Preston's wife, Michelle, said her husband was a loving and caring person.
“He loved his little town of Wilmington and was always striving to make it better,” she said on social media.
“The years of dedication to the Wilmington Fire Department showed his true passion.
“Many know he was a tough and stubborn individual, which allowed him to be with us the last two years as he bravely battled his horrible disease,” his wife continued.
“My life was forever changed the day he came into my life. He made me into a stronger, braver and wiser woman, and I will forever be grateful to him.”
Moriah Town Supervisor Thomas Scozzafava worked with Preston on the Essex County Board of Supervisors.

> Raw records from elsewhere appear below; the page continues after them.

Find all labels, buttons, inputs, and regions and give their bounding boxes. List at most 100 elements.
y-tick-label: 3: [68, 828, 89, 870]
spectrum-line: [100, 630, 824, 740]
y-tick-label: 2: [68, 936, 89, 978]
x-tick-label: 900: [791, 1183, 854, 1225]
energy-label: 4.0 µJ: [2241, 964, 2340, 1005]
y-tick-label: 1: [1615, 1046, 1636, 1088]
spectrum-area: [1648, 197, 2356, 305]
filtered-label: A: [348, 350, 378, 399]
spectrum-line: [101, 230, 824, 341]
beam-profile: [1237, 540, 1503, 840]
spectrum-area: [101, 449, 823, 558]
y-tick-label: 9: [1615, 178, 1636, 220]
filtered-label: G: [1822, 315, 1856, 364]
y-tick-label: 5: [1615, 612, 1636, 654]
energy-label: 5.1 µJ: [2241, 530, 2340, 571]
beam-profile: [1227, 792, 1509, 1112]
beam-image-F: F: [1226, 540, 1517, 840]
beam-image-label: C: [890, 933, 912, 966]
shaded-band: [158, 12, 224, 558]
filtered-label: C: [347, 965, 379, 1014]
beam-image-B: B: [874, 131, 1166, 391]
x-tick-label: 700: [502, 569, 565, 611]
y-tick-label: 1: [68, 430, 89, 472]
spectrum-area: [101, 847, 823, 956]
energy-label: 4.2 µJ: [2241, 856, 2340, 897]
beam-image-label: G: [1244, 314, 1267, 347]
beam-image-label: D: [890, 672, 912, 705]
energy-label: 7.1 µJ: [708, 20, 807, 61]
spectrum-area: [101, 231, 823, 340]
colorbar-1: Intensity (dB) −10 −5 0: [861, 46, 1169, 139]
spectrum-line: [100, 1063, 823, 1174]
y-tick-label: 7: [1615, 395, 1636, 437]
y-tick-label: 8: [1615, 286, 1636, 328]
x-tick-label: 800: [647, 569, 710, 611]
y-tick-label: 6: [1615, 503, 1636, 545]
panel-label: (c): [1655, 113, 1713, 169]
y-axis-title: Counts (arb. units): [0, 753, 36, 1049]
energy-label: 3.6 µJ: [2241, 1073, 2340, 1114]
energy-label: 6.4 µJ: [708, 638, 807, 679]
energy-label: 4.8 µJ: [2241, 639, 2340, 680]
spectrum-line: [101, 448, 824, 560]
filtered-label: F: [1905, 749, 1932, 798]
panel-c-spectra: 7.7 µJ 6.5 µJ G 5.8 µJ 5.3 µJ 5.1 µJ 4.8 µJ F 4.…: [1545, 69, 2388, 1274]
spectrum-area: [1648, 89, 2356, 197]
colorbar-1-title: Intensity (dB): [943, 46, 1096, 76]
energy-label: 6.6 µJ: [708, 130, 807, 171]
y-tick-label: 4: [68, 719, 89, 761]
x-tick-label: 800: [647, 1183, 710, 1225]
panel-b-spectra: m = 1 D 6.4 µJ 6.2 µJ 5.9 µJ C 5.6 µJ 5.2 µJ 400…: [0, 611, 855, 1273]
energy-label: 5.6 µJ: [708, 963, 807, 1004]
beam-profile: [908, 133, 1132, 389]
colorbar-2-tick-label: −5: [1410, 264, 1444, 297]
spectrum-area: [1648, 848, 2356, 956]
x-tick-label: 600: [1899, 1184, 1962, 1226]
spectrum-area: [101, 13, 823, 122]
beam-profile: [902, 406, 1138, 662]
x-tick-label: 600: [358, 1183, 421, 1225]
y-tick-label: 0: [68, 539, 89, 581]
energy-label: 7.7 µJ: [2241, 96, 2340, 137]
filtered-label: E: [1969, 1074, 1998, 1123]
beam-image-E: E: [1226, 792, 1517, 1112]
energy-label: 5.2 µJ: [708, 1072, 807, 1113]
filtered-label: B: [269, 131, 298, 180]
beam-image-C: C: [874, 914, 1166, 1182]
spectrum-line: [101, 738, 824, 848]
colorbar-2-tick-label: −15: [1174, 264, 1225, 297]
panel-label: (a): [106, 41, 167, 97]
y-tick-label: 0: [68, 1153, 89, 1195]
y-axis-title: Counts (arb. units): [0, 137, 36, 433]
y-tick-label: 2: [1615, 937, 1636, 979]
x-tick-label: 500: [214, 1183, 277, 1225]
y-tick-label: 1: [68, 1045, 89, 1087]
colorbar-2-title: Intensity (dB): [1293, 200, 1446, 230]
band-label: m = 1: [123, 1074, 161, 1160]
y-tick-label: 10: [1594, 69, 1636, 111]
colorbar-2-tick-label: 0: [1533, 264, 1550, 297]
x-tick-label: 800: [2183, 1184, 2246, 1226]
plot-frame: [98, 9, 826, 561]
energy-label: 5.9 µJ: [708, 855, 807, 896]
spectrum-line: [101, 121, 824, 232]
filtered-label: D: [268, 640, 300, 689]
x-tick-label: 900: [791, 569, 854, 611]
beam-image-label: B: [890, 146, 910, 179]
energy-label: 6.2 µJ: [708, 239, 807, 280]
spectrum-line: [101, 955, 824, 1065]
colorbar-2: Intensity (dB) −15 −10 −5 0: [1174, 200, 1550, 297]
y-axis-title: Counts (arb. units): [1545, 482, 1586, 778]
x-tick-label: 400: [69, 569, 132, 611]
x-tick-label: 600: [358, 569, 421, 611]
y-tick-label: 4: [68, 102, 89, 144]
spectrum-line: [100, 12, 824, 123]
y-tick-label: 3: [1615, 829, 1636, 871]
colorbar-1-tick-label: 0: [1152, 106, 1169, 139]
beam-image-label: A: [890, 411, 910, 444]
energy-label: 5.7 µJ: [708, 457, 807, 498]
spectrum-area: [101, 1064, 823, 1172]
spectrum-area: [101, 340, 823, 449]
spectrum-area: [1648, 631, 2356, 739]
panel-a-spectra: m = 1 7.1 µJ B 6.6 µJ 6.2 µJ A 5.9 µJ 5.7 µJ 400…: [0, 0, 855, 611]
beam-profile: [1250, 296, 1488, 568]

“Randy was not only a supervisor but also a friend,” Scozzafava said. “He had a heart of a giant, and he loved his community and our county. He will be missed by many, but I am a better man for having known him. ”
Former Ticonderoga Fire Chief Matthew Watts said Preston inspired many people with his resolve and determination.
“Randy was a very strong and stubborn man, but one with a huge heart,” Watts said.
“He was very dedicated to his family, friends, fire department, town and county, a role model for people to follow. I was glad to know him and call him a friend.”
Lewis Town Supervisor James Monty said his prayers are with Preston and his family.
“Watching him the last two years coming to work, battling cancer yet never giving in or giving up was an inspiration,” Monty said.
“When I was first elected supervisor, Randy and I may have disagreed a few times, and as the years progressed, we began to realize we were more the same than different, just traveling different roads for the same objective.
“Randy was a mentor and a friend. I am a better supervisor, and most importantly, a better man for knowing him.”
State Sen. Betty Little (R-Queensbury) said the North Country lost an incredible advocate and a great man.
“Knowing and working with Randy Preston truly has been my privilege,” Little said in a statement. “I enjoyed each and every time we’d catch up and talk about ways we could work together to make life better for our constituents.
“He was a true champion who never stopped fighting. Randy loved Wilmington, he loved the Adirondacks, and he loved public service. We couldn't have asked for more. And, most importantly, he loved his family. We will all miss him dearly.”
North Country Chamber of Commerce President Garry Douglas said Preston was an impressive leader.
“He brought great passion to his advocacy for Wilmington, Essex County and the Adirondacks,” Douglas said.
“But that passion was accompanied by an understanding of collaboration and partnership on a regional level that helped to achieve some great advances for his town on his watch, such as the reconstruction of the Whiteface Mountain Memorial Highway and drawing major investments to Whiteface and to Wilmington's community core.”
Assemblyman Dan Stec (R-Queensbury) said he lost a friend when Preston died.
“We’re heartbroken for Michelle and their children,” he said. “It’s a big loss for Essex County and Wilmington.”
He said Preston was genuine in whatever he did.
“He didn’t pull any punches. He was a hard worker, and he was also effective."
When Whiteface Memorial Highway was crumbling, Preston got the state to rebuild it, he said.
“He made a an effort to build relationships with Albany and with the governor,” Stec said. “He told the governor (Andrew Cuomo) that Whiteface Memorial Highway was a disgrace.”
The governor soon directed officials to come up with a plan to rebuild the road.
“Randy put himself in a position where he could say this was needed.”
When Essex County had a crisis of ambulance service, Stec said, Preston got help for the county.
“They recently got $6 million to get the (countywide) system started. The pieces are in place to take ambulance service to where it needs to be. It may take a couple years.
"It started when Randy was chairman. He put a ton of energy into getting it done.”
Preston filed to be on the November general election ballot for re-election as an independent, Essex County Democratic Election Commissioner Sue Montgomery Cory said.
So the members of his designated committee to fill vacancies, Darin Forbes, Michelle Preston and Robert Hockert, will make the decision about who will take his place on the ballot.